The remaining ceremonies - lunch, lengthier speeches, and a raffle drawing by the Hemajkam Riders - were moved to the nearby Boys & Girls Club. Lunch was an enjoyable traditional fry bread with refried beans, beef, lettuce, and tomato. While some of the speeches were lengthy, there were definitely moving portions.
The event wrapped up a little after 1 pm. I bid my farewell to Orv, his wife Reyna, and several of the Hemajkam Riders I had met that day, then got back on my bike and followed a few of the other Hemajkam Riders back to the main road in what was now a blinding dust storm. Within minutes the storm turned to such pelting rain that I stopped to put on my rain suit before getting on the interstate.
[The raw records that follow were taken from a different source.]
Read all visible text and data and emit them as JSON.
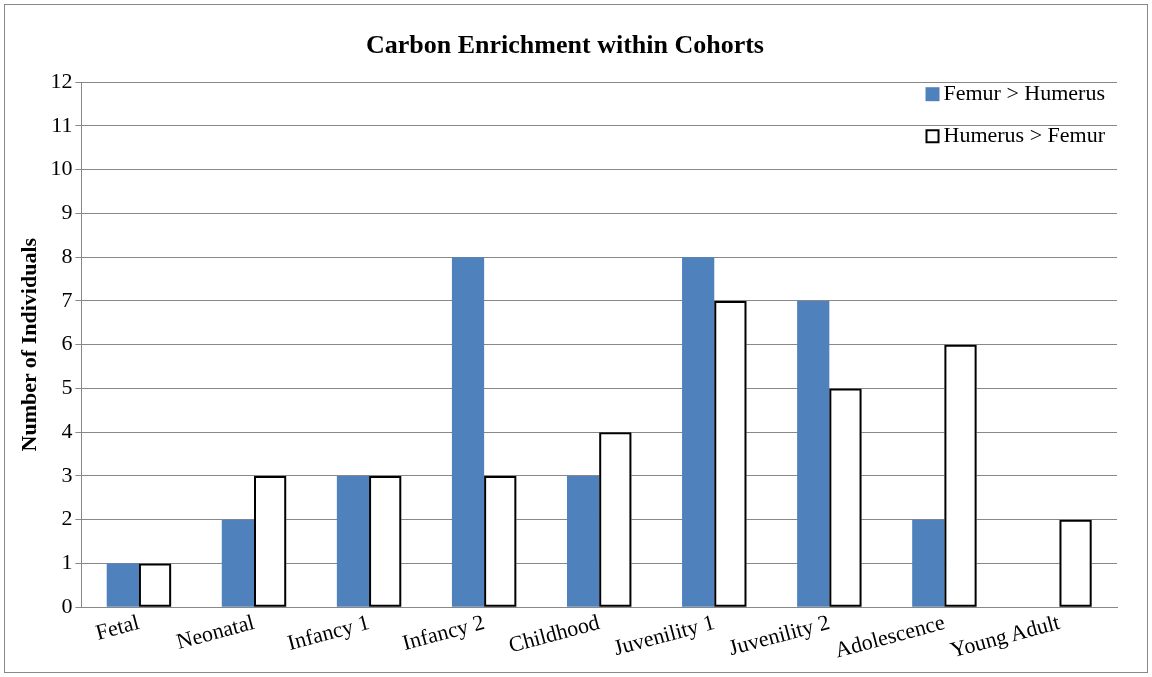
{
  "chart_data": {
    "type": "bar",
    "title": "Carbon Enrichment within Cohorts",
    "ylabel": "Number of Individuals",
    "categories": [
      "Fetal",
      "Neonatal",
      "Infancy 1",
      "Infancy 2",
      "Childhood",
      "Juvenility 1",
      "Juvenility 2",
      "Adolescence",
      "Young Adult"
    ],
    "series": [
      {
        "name": "Femur > Humerus",
        "color": "#4f81bd",
        "values": [
          1,
          2,
          3,
          8,
          3,
          8,
          7,
          2,
          0
        ]
      },
      {
        "name": "Humerus > Femur",
        "color": "#000000",
        "values": [
          1,
          3,
          3,
          3,
          4,
          7,
          5,
          6,
          2
        ]
      }
    ],
    "ylim": [
      0,
      12
    ],
    "yticks": [
      0,
      1,
      2,
      3,
      4,
      5,
      6,
      7,
      8,
      9,
      10,
      11,
      12
    ],
    "grid": "y",
    "legend": "top right"
  }
}
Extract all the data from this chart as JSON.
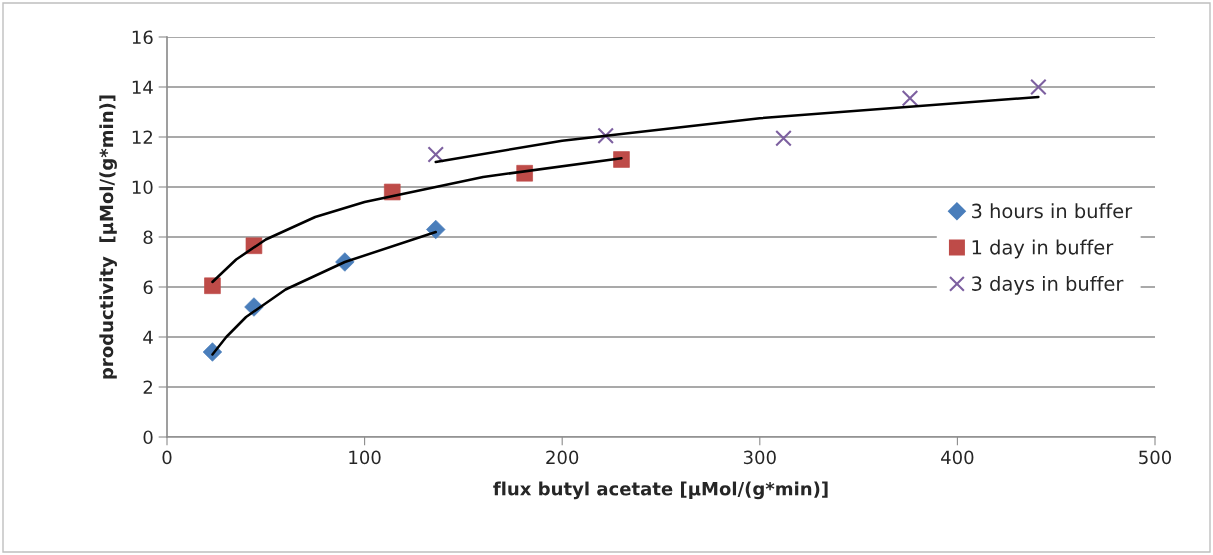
{
  "chart_data": {
    "type": "scatter",
    "xlabel": "flux butyl acetate [µMol/(g*min)]",
    "ylabel": "productivity  [µMol/(g*min)]",
    "xlim": [
      0,
      500
    ],
    "xticks": [
      0,
      100,
      200,
      300,
      400,
      500
    ],
    "ylim": [
      0,
      16
    ],
    "yticks": [
      0,
      2,
      4,
      6,
      8,
      10,
      12,
      14,
      16
    ],
    "grid": "y",
    "legend": "right",
    "series": [
      {
        "name": "3 hours in buffer",
        "color": "#4a7ebb",
        "marker": "diamond",
        "x": [
          23,
          44,
          90,
          136
        ],
        "values": [
          3.4,
          5.2,
          7.0,
          8.3
        ]
      },
      {
        "name": "1 day in buffer",
        "color": "#be4b48",
        "marker": "square",
        "x": [
          23,
          44,
          114,
          181,
          230
        ],
        "values": [
          6.05,
          7.65,
          9.8,
          10.55,
          11.1
        ]
      },
      {
        "name": "3 days in buffer",
        "color": "#7d60a0",
        "marker": "cross",
        "x": [
          136,
          222,
          312,
          376,
          441
        ],
        "values": [
          11.3,
          12.05,
          11.95,
          13.55,
          14.0
        ]
      },
      {
        "type": "line",
        "color": "#000000",
        "marker": "none",
        "x": [
          23,
          30,
          40,
          60,
          90,
          136
        ],
        "values": [
          3.3,
          4.0,
          4.8,
          5.9,
          7.0,
          8.2
        ]
      },
      {
        "type": "line",
        "color": "#000000",
        "marker": "none",
        "x": [
          23,
          35,
          50,
          75,
          100,
          160,
          230
        ],
        "values": [
          6.2,
          7.1,
          7.9,
          8.8,
          9.4,
          10.4,
          11.15
        ]
      },
      {
        "type": "line",
        "color": "#000000",
        "marker": "none",
        "x": [
          136,
          200,
          300,
          441
        ],
        "values": [
          11.0,
          11.85,
          12.75,
          13.6
        ]
      }
    ]
  }
}
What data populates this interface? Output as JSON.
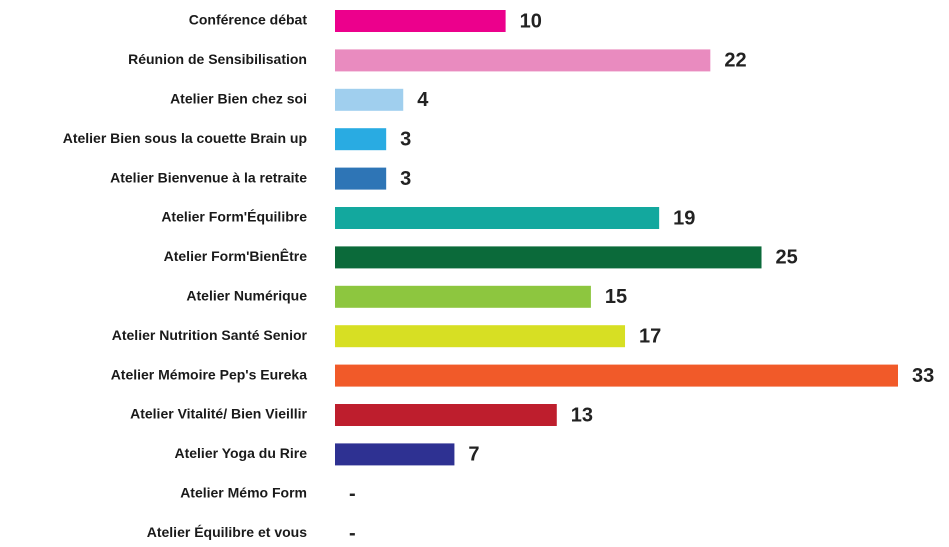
{
  "chart_data": {
    "type": "bar",
    "orientation": "horizontal",
    "categories": [
      "Conférence débat",
      "Réunion de Sensibilisation",
      "Atelier Bien chez soi",
      "Atelier Bien sous la couette Brain up",
      "Atelier Bienvenue à la retraite",
      "Atelier Form'Équilibre",
      "Atelier Form'BienÊtre",
      "Atelier Numérique",
      "Atelier Nutrition Santé Senior",
      "Atelier Mémoire Pep's Eureka",
      "Atelier Vitalité/ Bien Vieillir",
      "Atelier Yoga du Rire",
      "Atelier Mémo Form",
      "Atelier Équilibre et vous"
    ],
    "values": [
      10,
      22,
      4,
      3,
      3,
      19,
      25,
      15,
      17,
      33,
      13,
      7,
      null,
      null
    ],
    "value_labels": [
      "10",
      "22",
      "4",
      "3",
      "3",
      "19",
      "25",
      "15",
      "17",
      "33",
      "13",
      "7",
      "-",
      "-"
    ],
    "colors": [
      "#ec008c",
      "#e98bbf",
      "#a0cfee",
      "#29abe2",
      "#2e75b6",
      "#13a89e",
      "#0b6a3a",
      "#8dc63f",
      "#d7df23",
      "#f15a29",
      "#be1e2d",
      "#2e3192",
      "#000000",
      "#000000"
    ]
  }
}
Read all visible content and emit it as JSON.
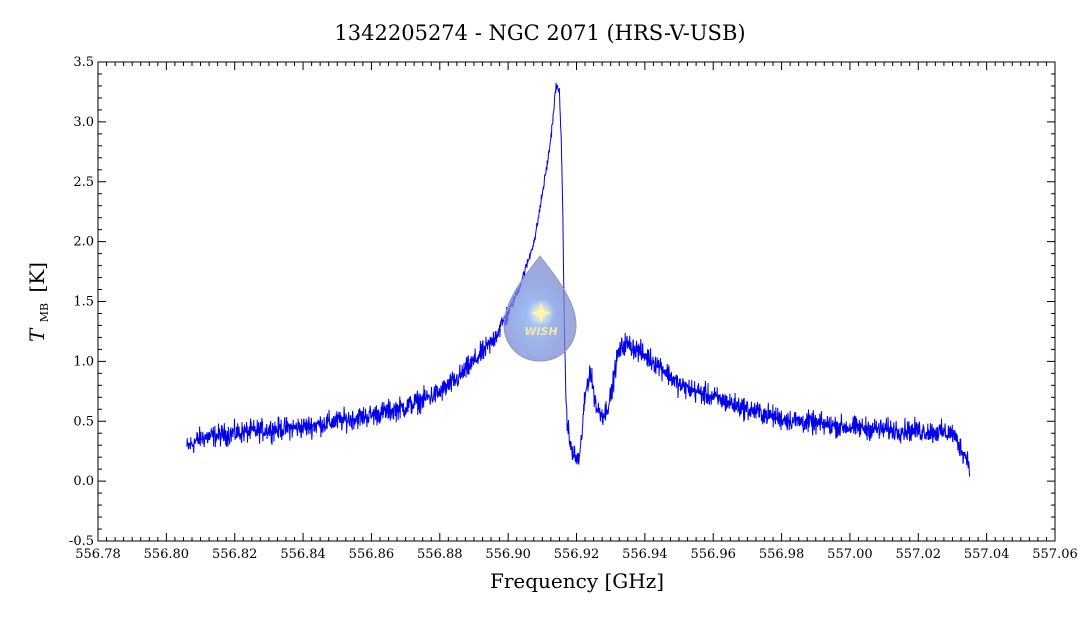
{
  "chart_data": {
    "type": "line",
    "title": "1342205274 - NGC 2071 (HRS-V-USB)",
    "xlabel": "Frequency [GHz]",
    "ylabel_main": "T",
    "ylabel_sub": "MB",
    "ylabel_unit": "[K]",
    "xlim": [
      556.78,
      557.06
    ],
    "ylim": [
      -0.5,
      3.5
    ],
    "x_ticks": [
      "556.78",
      "556.80",
      "556.82",
      "556.84",
      "556.86",
      "556.88",
      "556.90",
      "556.92",
      "556.94",
      "556.96",
      "556.98",
      "557.00",
      "557.02",
      "557.04",
      "557.06"
    ],
    "y_ticks": [
      "-0.5",
      "0.0",
      "0.5",
      "1.0",
      "1.5",
      "2.0",
      "2.5",
      "3.0",
      "3.5"
    ],
    "grid": false,
    "series": [
      {
        "color": "#0000ee",
        "x": [
          556.806,
          556.81,
          556.82,
          556.83,
          556.84,
          556.85,
          556.86,
          556.87,
          556.88,
          556.885,
          556.89,
          556.895,
          556.9,
          556.903,
          556.906,
          556.908,
          556.91,
          556.912,
          556.913,
          556.914,
          556.915,
          556.9155,
          556.916,
          556.9165,
          556.917,
          556.918,
          556.919,
          556.92,
          556.921,
          556.922,
          556.923,
          556.924,
          556.925,
          556.926,
          556.928,
          556.93,
          556.932,
          556.934,
          556.936,
          556.94,
          556.945,
          556.95,
          556.96,
          556.97,
          556.98,
          556.99,
          557.0,
          557.01,
          557.02,
          557.03,
          557.035
        ],
        "y": [
          0.28,
          0.36,
          0.4,
          0.43,
          0.45,
          0.5,
          0.55,
          0.62,
          0.74,
          0.85,
          1.0,
          1.15,
          1.4,
          1.6,
          1.85,
          2.05,
          2.4,
          2.75,
          3.0,
          3.3,
          3.25,
          2.9,
          2.2,
          1.2,
          0.6,
          0.32,
          0.22,
          0.18,
          0.2,
          0.55,
          0.8,
          0.92,
          0.75,
          0.6,
          0.55,
          0.7,
          1.05,
          1.15,
          1.13,
          1.05,
          0.95,
          0.8,
          0.7,
          0.6,
          0.52,
          0.48,
          0.45,
          0.43,
          0.42,
          0.4,
          0.15
        ]
      }
    ],
    "logo_text": "WISH"
  }
}
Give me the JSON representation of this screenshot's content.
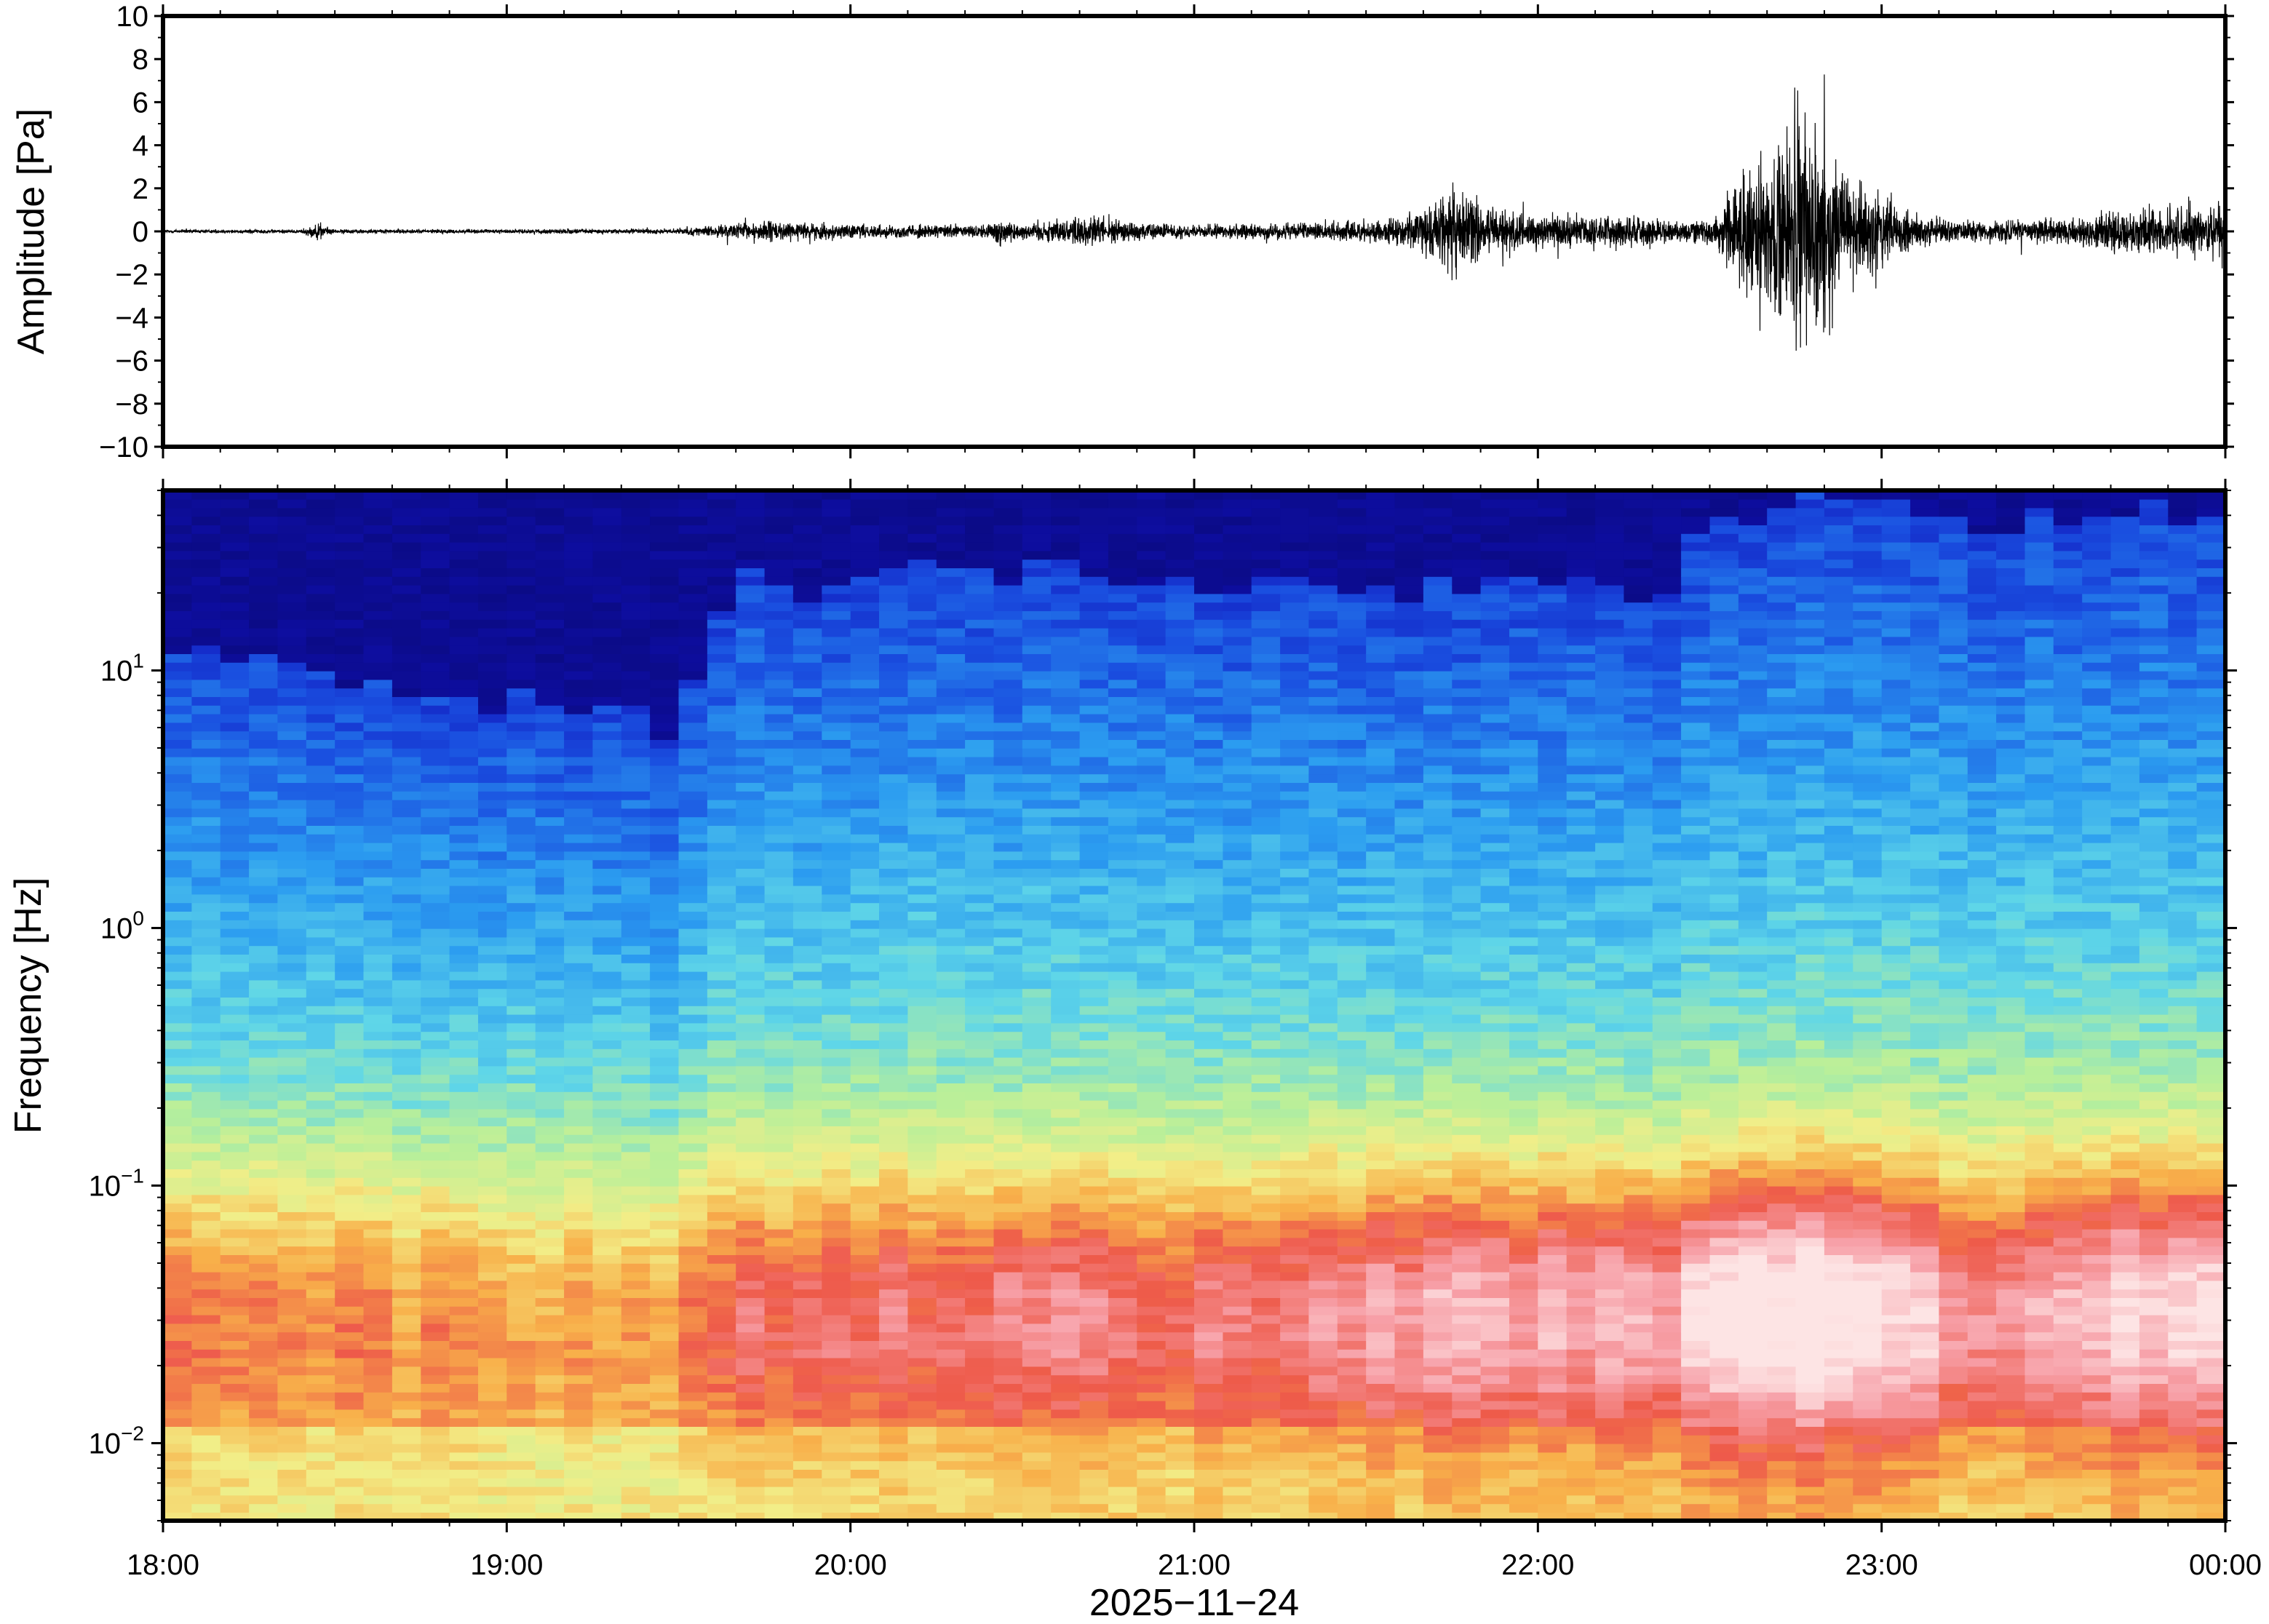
{
  "chart_data": [
    {
      "type": "line",
      "panel": "waveform",
      "ylabel": "Amplitude [Pa]",
      "ylim": [
        -10,
        10
      ],
      "yticks": [
        10,
        8,
        6,
        4,
        2,
        0,
        -2,
        -4,
        -6,
        -8,
        -10
      ],
      "ytick_labels": [
        "10",
        "8",
        "6",
        "4",
        "2",
        "0",
        "−2",
        "−4",
        "−6",
        "−8",
        "−10"
      ],
      "x_range_hours": [
        0,
        6
      ],
      "grid": false,
      "line_color": "#000000",
      "series": [
        {
          "envelope_x_hours": [
            0.0,
            0.4,
            0.45,
            0.5,
            1.0,
            1.5,
            1.6,
            1.75,
            1.8,
            2.0,
            2.4,
            2.43,
            2.5,
            2.6,
            2.7,
            2.8,
            3.0,
            3.3,
            3.5,
            3.6,
            3.7,
            3.75,
            3.85,
            3.9,
            4.0,
            4.2,
            4.3,
            4.4,
            4.5,
            4.55,
            4.6,
            4.7,
            4.75,
            4.8,
            4.85,
            4.9,
            5.0,
            5.1,
            5.2,
            5.3,
            5.5,
            5.7,
            5.9,
            6.0
          ],
          "envelope_amplitude": [
            0.15,
            0.15,
            0.6,
            0.15,
            0.15,
            0.2,
            0.4,
            0.8,
            0.7,
            0.5,
            0.5,
            1.2,
            0.6,
            0.9,
            1.3,
            0.7,
            0.5,
            0.6,
            0.8,
            1.0,
            2.0,
            3.3,
            2.2,
            1.5,
            1.3,
            1.2,
            1.1,
            0.8,
            0.9,
            2.5,
            4.5,
            6.0,
            9.5,
            8.0,
            6.0,
            4.0,
            2.8,
            1.5,
            0.9,
            0.7,
            0.9,
            1.6,
            2.0,
            2.0
          ]
        }
      ]
    },
    {
      "type": "heatmap",
      "panel": "spectrogram",
      "ylabel": "Frequency [Hz]",
      "yscale": "log",
      "ylim": [
        0.005,
        50
      ],
      "ytick_values": [
        10,
        1,
        0.1,
        0.01
      ],
      "ytick_labels": [
        {
          "base": "10",
          "exp": "1"
        },
        {
          "base": "10",
          "exp": "0"
        },
        {
          "base": "10",
          "exp": "−1"
        },
        {
          "base": "10",
          "exp": "−2"
        }
      ],
      "xlabel": "2025−11−24",
      "xticks_hours": [
        0,
        1,
        2,
        3,
        4,
        5,
        6
      ],
      "xtick_labels": [
        "18:00",
        "19:00",
        "20:00",
        "21:00",
        "22:00",
        "23:00",
        "00:00"
      ],
      "colormap": [
        "#0a0a7a",
        "#1010b8",
        "#1a4fe0",
        "#2b9cf0",
        "#5fd6e8",
        "#b8ef9a",
        "#f2ee88",
        "#f8b04a",
        "#ee5a4a",
        "#f7a0a8",
        "#fde4e4"
      ],
      "time_hours": [
        0.0,
        0.5,
        1.0,
        1.5,
        1.67,
        2.0,
        2.5,
        3.0,
        3.5,
        3.75,
        4.0,
        4.4,
        4.5,
        4.8,
        5.0,
        5.2,
        5.35,
        5.6,
        6.0
      ],
      "upper_cutoff_hz": [
        12,
        9,
        8,
        6,
        22,
        22,
        25,
        22,
        20,
        22,
        22,
        20,
        40,
        45,
        45,
        35,
        35,
        40,
        45
      ],
      "noise_level": [
        0.35,
        0.33,
        0.3,
        0.32,
        0.45,
        0.48,
        0.52,
        0.5,
        0.6,
        0.68,
        0.66,
        0.62,
        0.8,
        0.92,
        0.82,
        0.6,
        0.62,
        0.72,
        0.75
      ]
    }
  ]
}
I arrived home surprisingly dry, or to be more specific, at least no wetter than when I put on the rainsuit (kudos Teknic 1-piece!), and the official American Legion Post 84 cap given to me by Orv just before I left was amazingly clean and dry too (kudos Cycle Guys FastPack!).
I am very grateful to Orvan and the other members of the Hemajkam Riders for letting me be a part of their activities that day, which prompted me to learn more about Ira Hamilton Hayes. In the more than 14 years I’ve lived in the Phoenix area, I had been to Sacaton before but had no idea of the important role in history of one of its residents, or of the annual parade to honor him. It was a privilege to find out this way.
(Additional photos on Flickr)
Comments (as of February 14th, 2012, when I saved a copy of the original post)
- Louis C
February 24th, 2011 |
This is a great piece Suman. This was an amazing piece of history (makes you wonder how many more untold are out there) and it is wonderful that they honor their heroes annually so they are not forgotten. I am a proud member of Legion Post 2 in Tempe. Thanks for sending this out.
August 17th, 2011 |
Belated thanks for the comment, Louis, and also for your service!